1. Developing peripheral awareness in the senses: hearing, sight, and touch.
2. Developing a seamless web of awareness.
In the Chinese language there is only one character for breath, chi, and power. We can assume from this that the ancient Chinese sensed a relationship between these three things. A rough translation of Chi Kung is “breath work” or “time spent working on the breathing”. It was of paramount importance to the Taoist* monks practising in the Shaolin temples. Moreover, there are many classic texts written on the subject, some dating back to 1500 BC that go hand in hand with the development of Chinese medicine and acupuncture.
BMS looks at how to harmonise breath and movement together so that in a conflict situation we can free them.

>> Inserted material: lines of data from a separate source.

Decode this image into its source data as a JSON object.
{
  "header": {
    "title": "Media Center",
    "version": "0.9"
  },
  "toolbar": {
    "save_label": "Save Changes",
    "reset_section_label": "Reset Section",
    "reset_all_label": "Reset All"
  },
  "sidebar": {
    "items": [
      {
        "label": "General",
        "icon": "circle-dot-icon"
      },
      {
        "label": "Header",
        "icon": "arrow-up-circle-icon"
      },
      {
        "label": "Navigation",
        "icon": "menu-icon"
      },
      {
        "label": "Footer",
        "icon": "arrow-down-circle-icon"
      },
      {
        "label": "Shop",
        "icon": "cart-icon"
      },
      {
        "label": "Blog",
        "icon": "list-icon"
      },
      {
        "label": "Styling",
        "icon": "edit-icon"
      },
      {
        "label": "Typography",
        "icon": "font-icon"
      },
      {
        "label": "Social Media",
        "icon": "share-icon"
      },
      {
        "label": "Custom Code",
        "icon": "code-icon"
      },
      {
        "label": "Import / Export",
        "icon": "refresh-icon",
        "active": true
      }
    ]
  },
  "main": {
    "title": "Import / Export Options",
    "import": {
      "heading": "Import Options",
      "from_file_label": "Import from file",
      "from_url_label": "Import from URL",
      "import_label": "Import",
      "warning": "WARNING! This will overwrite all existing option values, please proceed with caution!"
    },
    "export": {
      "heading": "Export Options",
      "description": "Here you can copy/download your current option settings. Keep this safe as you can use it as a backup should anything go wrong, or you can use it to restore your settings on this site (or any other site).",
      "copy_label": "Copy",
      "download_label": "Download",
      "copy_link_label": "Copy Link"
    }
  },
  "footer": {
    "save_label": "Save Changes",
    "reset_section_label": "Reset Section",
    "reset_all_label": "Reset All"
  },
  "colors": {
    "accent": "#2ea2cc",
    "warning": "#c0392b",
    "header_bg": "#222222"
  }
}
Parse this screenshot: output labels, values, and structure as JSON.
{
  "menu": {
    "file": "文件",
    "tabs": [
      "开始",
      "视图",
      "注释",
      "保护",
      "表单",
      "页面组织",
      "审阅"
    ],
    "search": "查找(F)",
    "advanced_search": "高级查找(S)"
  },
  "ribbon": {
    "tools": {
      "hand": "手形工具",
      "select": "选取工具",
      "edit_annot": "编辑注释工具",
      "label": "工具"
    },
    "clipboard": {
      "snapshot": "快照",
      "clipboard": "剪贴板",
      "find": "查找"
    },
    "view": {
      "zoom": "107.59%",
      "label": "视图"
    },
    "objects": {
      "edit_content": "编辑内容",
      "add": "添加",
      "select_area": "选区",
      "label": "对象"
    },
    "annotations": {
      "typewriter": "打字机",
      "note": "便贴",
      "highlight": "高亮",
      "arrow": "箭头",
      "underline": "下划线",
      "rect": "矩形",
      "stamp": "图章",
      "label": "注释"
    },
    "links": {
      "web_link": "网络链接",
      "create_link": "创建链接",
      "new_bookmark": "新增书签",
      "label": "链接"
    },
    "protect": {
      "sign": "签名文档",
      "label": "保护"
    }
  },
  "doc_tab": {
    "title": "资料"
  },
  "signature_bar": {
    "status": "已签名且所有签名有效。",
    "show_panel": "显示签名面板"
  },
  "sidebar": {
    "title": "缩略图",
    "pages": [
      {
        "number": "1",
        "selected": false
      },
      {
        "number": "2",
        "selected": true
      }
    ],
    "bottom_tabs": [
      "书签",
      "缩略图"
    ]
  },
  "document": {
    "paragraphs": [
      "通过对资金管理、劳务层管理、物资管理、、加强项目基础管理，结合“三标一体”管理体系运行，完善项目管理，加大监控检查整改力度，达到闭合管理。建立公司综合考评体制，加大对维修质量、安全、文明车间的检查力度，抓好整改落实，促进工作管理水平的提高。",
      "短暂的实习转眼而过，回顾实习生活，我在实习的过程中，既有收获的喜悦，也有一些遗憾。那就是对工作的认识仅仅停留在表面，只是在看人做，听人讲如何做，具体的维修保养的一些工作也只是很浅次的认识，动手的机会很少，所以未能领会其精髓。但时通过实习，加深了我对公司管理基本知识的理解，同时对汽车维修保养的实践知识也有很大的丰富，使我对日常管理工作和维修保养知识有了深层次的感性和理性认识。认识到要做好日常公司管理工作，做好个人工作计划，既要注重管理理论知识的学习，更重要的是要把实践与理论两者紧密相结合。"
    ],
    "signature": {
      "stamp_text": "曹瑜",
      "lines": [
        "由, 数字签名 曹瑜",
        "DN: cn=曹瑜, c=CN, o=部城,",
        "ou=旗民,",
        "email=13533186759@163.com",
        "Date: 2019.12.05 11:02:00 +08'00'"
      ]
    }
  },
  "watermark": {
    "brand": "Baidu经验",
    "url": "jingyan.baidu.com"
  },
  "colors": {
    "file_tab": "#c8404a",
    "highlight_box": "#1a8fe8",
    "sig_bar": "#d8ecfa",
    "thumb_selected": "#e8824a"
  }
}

If the breath ‘freezes’ during confrontation, our movements will also tense up and we will either go rigid, shake uncontrollably, or in extreme situations, lose all control of our bodily functions. By practising Chi Kung we can free ourselves from this debilitating reaction and move unhindered. Remember, you will always be hit by an emotional blow before a physical one, and it is the emotional attack that makes us react (much like a rabbit caught in the headlights of a car). The practice of Chi Kung is made out of a series of exercises that are also extremely beneficial for promoting strength, health, and vitality in the body.
*Taoism is an ancient form of Chinese religion or spiritual philosophy.
Each human being is undeniably unique and possesses particular individual idiosyncrasies, however, it cannot be denied that we are built using the same blueprints. In other words, we all have two arms, legs, eyes, hands etc., and we are all animated by three primary energy sources: the body, the mind, and the spirit. We also all have similar reaction patterns, for example: everyone reacts in the same way when kicked in the groin! The section that is referred to as “Martial Science” in BMS is the study of these general laws of how a human body works and reacts. Some of the areas covered in BMS are:
* The use of body mechanics and leverage to generate force. (You do not need big muscles to defend yourself but you do need a good relationship with the ground.)
* How to manipulate your opponent’s centre of gravity.
* Recognising the signs of fatigue and psychological disintegration in your opponent.
* Using the opponent’s primary reactions to control them.
* Understanding the mechanics of visual perception in relation to speed and “telegraphing”.
The final area of study, “Martial Art”, is a culmination of the previous three. Like other arts, Martial Art is about expressing yourself. In our case the body is the instrument and the theatre is the “arena of conflict”. How well you can express yourself under pressure, whether confronted with an awkward customer, or in response to physical violence, depends on how well you have integrated and embodied Meditation, Chi Kung, and Martial Science. There is always a gap between what you learn in the warm-blooded situation of a self-defence class, and cold-blooded reality of life. By studying Martial Art we hope to decrease that gap.
Some topics included in this study are:
* Common methods of attack.
* The effect of alcohol and other drugs on aggressors.
* Common ploys used by muggers.
* The use of the voice and gesture to disarm and control your opponent.
* The psychology of aggression.
This area also looks at the effect fear can have on your life. We all carry fears around with us everyday – some more deeply buried than others. We all have felt physical and emotional pain – and have all learnt to avoid it. One of the original goals at the root of martial art is to provide the student with a tool that he or she can use to overcome these fears and move on. This leaves the student free to pursue their true goals in life and meet more efficiently their responsibilities.